The theft was discovered after Mark Miller, who had never before worked for CMS, started working as a manager for the agency’s surplus property division. Miller began his duties in July 2015.
“Miller inherited an office that had been mismanaged for years under (a) previous administration and needed a lot of work to correct problems,” a state police investigator wrote. Ashleigh Watson agreed, telling police that the CMS invoice system “had a lot of flaws.”
Miller grew suspicious after finding that the state hadn’t received $1,320 for two surplus Ford Crown Victorias purchased in December 2015. The purchaser, a retired police officer, told CMS that he used blank money orders to buy the cars. He said he’d purchased vehicles in the past on the iBid website and had always left the money orders blank because he didn’t want to make a mistake that would force him to get new money orders. He also told investigators that he’d witnessed others making transactions with money orders, and other buyers rarely filled out money orders. He also said that he had once seen Ashleigh Watson take over for another employee during a transaction that involved a money order. He said he didn’t find it unusual at the time, but Watson had put her own name as the payee on one money order and her husband’s on the other before depositing funds in her bank account and one belonging to her husband.
Investigators found that Ashleigh Watson had also forged the signature of her deceased father as the payer on stolen money orders. She told police that her husband had no knowledge of the thefts. Jeffrey Watson also told police that he had no idea that his wife was stealing money.
It wasn’t the first time that Ashleigh Watson had gotten in trouble for mishandling surplus state property. In 2014 she was reprimanded after the state treasurer’s office found that she had failed to list more than 100 items that the treasurer’s office had submitted for listing on the state iBid online auction site. There was no evidence, however, that she had stolen any of the items.

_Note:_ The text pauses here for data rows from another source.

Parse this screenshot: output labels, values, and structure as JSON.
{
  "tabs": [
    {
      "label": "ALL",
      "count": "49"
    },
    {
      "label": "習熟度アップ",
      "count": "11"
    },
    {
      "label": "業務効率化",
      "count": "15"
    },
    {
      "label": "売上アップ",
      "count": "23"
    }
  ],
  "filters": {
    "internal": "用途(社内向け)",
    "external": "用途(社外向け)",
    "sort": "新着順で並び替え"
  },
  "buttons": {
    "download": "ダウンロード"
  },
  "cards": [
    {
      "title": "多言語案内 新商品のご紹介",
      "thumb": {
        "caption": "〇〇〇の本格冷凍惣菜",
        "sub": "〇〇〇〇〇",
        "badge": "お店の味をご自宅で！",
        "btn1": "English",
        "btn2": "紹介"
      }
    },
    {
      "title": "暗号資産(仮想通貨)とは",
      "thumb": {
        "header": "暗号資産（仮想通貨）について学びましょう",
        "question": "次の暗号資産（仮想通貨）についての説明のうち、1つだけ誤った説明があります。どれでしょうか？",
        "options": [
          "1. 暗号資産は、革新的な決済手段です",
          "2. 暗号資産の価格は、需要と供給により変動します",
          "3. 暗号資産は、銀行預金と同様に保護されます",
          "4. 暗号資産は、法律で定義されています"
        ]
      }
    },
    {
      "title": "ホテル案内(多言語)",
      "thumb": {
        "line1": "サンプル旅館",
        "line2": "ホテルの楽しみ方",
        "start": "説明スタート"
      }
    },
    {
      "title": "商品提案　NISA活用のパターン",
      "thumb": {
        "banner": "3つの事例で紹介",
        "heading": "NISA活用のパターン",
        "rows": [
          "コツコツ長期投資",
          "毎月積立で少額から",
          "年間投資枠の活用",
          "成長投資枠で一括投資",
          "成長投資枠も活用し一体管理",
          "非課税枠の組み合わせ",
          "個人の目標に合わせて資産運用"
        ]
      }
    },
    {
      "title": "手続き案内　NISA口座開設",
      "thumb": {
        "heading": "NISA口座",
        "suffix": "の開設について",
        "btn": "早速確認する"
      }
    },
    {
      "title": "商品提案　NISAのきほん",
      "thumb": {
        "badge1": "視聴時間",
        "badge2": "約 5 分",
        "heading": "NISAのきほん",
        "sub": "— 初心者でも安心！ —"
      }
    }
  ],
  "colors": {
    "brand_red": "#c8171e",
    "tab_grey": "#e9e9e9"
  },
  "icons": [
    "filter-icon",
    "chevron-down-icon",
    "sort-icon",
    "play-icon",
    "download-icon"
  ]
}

Central Management Services also had difficulty accounting for vehicles, according to state police reports. During the 2016 investigation, Miller told investigators that he was trying to locate approximately 36 vehicles that the agency had lost track of while Jeffrey Watson held a position as vehicle coordinator. Police reported that Miller had no proof of wrongdoing, and Watson told police that 17 of the missing vehicles had been located and that many had been loaned to the Department of Agriculture. He also said that he didn’t believe that it was his job to keep track of the vehicles, but he did say that he had signed documents stating that vehicles were at specific locations without verifying whether that was true.
While not being charged with any crimes, Jeffrey Watson told police that CMS had changed procedures so that agencies with surplus vehicles weren’t required to bring them to Springfield to be auctioned. Instead, they were auctioned on the iBid website while being kept in various locations around the state, which made it difficult to keep track of them, Watson said.
CMS officials did not respond to a request for comment.